Back to the Wandering Jupiter - so... I can see a body like Jupiter having its orbit changed by interacting with another body - but my very limited knowledge of the mechanics involved suggests that the orbital change would happen once and then the other body gets flung from the system or into the sun. 

With the friction idea - again driving through a dust cloud and having bazillions of dust-planetesimal sized interactions could be an answer, but trying to guesstimate why - in that scenario - Jupiter would have a largely stable orbit while all the dust particles would have to have nearly perpendicular elliptical orbits doesnt make a lot of sense.  The planets we have all are pretty similar in that their orbits are stable and in the same direction - an easy projection then is that the proto disk material also orbited the sun in a similar way... With the 'clearing the orbit' period resulting in the heavy bombardment - but even then - is there enough material to pull proto Jupiter inward and then have tidal forces send it back within the lifetime of the solar system? 

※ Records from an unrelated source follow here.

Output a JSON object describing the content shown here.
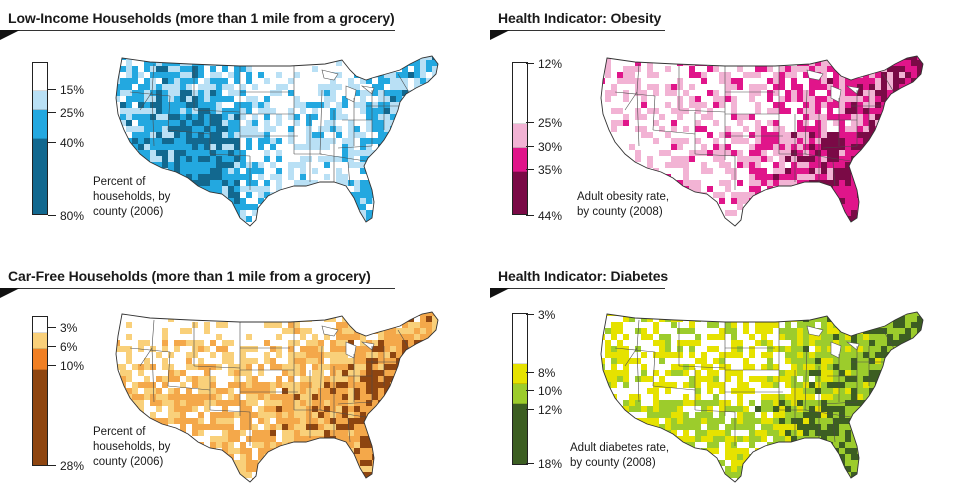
{
  "panels": [
    {
      "id": "low-income",
      "title": "Low-Income Households (more than 1 mile from a grocery)",
      "ticks": [
        "15%",
        "25%",
        "40%",
        "80%"
      ],
      "tick_values": [
        15,
        25,
        40,
        80
      ],
      "legend_min": 0,
      "colors": [
        "#ffffff",
        "#b9e0f5",
        "#23a8e0",
        "#12688f"
      ],
      "caption": "Percent of\nhouseholds, by\ncounty (2006)",
      "map_colors": [
        "#ffffff",
        "#b9e0f5",
        "#23a8e0",
        "#12688f",
        "#4bc0ea"
      ]
    },
    {
      "id": "obesity",
      "title": "Health Indicator: Obesity",
      "ticks": [
        "12%",
        "25%",
        "30%",
        "35%",
        "44%"
      ],
      "tick_values": [
        12,
        25,
        30,
        35,
        44
      ],
      "legend_min": 12,
      "colors": [
        "#ffffff",
        "#f2b3d4",
        "#e0158a",
        "#7a0a46"
      ],
      "caption": "Adult obesity rate,\nby county (2008)",
      "map_colors": [
        "#ffffff",
        "#f2b3d4",
        "#e0158a",
        "#7a0a46",
        "#f2b3d4"
      ]
    },
    {
      "id": "car-free",
      "title": "Car-Free Households (more than 1 mile from a grocery)",
      "ticks": [
        "3%",
        "6%",
        "10%",
        "28%"
      ],
      "tick_values": [
        3,
        6,
        10,
        28
      ],
      "legend_min": 0,
      "colors": [
        "#ffffff",
        "#f9d07a",
        "#f07f23",
        "#8e4510"
      ],
      "caption": "Percent of\nhouseholds, by\ncounty (2006)",
      "map_colors": [
        "#ffffff",
        "#f9d07a",
        "#f4a84a",
        "#8e4510",
        "#f7c063"
      ]
    },
    {
      "id": "diabetes",
      "title": "Health Indicator: Diabetes",
      "ticks": [
        "3%",
        "8%",
        "10%",
        "12%",
        "18%"
      ],
      "tick_values": [
        3,
        8,
        10,
        12,
        18
      ],
      "legend_min": 3,
      "colors": [
        "#ffffff",
        "#e6e200",
        "#9ccc2c",
        "#3c5e22"
      ],
      "caption": "Adult diabetes rate,\nby county (2008)",
      "map_colors": [
        "#ffffff",
        "#e6e200",
        "#9ccc2c",
        "#3c5e22",
        "#c3e05a"
      ]
    }
  ]
}
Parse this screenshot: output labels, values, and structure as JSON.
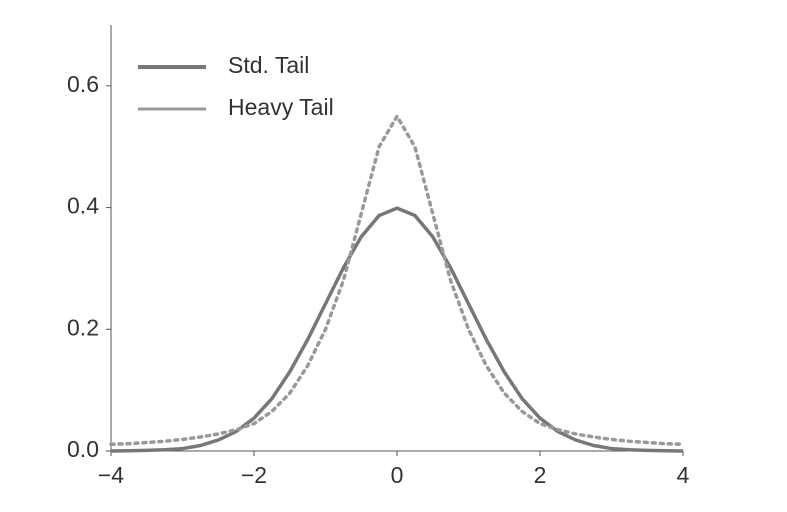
{
  "chart_data": {
    "type": "line",
    "x": [
      -4,
      -3.75,
      -3.5,
      -3.25,
      -3,
      -2.75,
      -2.5,
      -2.25,
      -2,
      -1.75,
      -1.5,
      -1.25,
      -1,
      -0.75,
      -0.5,
      -0.25,
      0,
      0.25,
      0.5,
      0.75,
      1,
      1.25,
      1.5,
      1.75,
      2,
      2.25,
      2.5,
      2.75,
      3,
      3.25,
      3.5,
      3.75,
      4
    ],
    "series": [
      {
        "name": "Std. Tail",
        "color": "#777777",
        "style": "solid",
        "values": [
          0.0001,
          0.0004,
          0.001,
          0.002,
          0.004,
          0.009,
          0.018,
          0.032,
          0.054,
          0.086,
          0.13,
          0.183,
          0.242,
          0.301,
          0.352,
          0.387,
          0.399,
          0.387,
          0.352,
          0.301,
          0.242,
          0.183,
          0.13,
          0.086,
          0.054,
          0.032,
          0.018,
          0.009,
          0.004,
          0.002,
          0.001,
          0.0004,
          0.0001
        ]
      },
      {
        "name": "Heavy Tail",
        "color": "#999999",
        "style": "dotted",
        "values": [
          0.011,
          0.012,
          0.014,
          0.016,
          0.019,
          0.023,
          0.028,
          0.035,
          0.045,
          0.065,
          0.095,
          0.14,
          0.2,
          0.28,
          0.39,
          0.5,
          0.55,
          0.5,
          0.39,
          0.28,
          0.2,
          0.14,
          0.095,
          0.065,
          0.045,
          0.035,
          0.028,
          0.023,
          0.019,
          0.016,
          0.014,
          0.012,
          0.011
        ]
      }
    ],
    "xlim": [
      -4,
      4
    ],
    "xticks": [
      {
        "value": -4,
        "label": "−4"
      },
      {
        "value": -2,
        "label": "−2"
      },
      0,
      2,
      4
    ],
    "ylim": [
      0,
      0.7
    ],
    "yticks": [
      {
        "value": 0,
        "label": "0.0"
      },
      0.2,
      0.4,
      0.6
    ],
    "legend": "upper left"
  }
}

I believe the idea is that as Jupiter gained mass it gained mass from material that wasn't quite in orbit around the proto-sun - the gas was still capable of supporting itself against gravity to some extent due to its own internal kinetic energy. Then the average angular momentum after each collision is not high enough to maintain the current orbit, so Jupiter falls toward the proto-sun, experiencing a kind of "drag". Keep in mind that Jupiter wasn't at its current mass, it gained mass throughout the entire process. Some of the material it collided with was captured and some wasn't. This is also part of the explanation for why the asteroid belt has so little mass (getting kicked out or getting absorbed by Jupiter), and even related to Mars having less mass than what might be expected. So there's enough material - much of it is in Jupiter today.

The Sun was likely rotating faster billions of years ago - and since Jupiter was closer the tides would have been stronger. So it could potentially bring Jupiter to its current orbit. The tidal acceleration affect would have been stronger initially since Jupiter would have been closer and the Sun would have been rotating faster. Though I suspect this may not be entirely enough - some gravitational effect from Saturn likely also factors in.

It's also possible that Jupiter didn't migrate that far into the inner solar system, instead reaching an equilibrium point where the drag was much lower.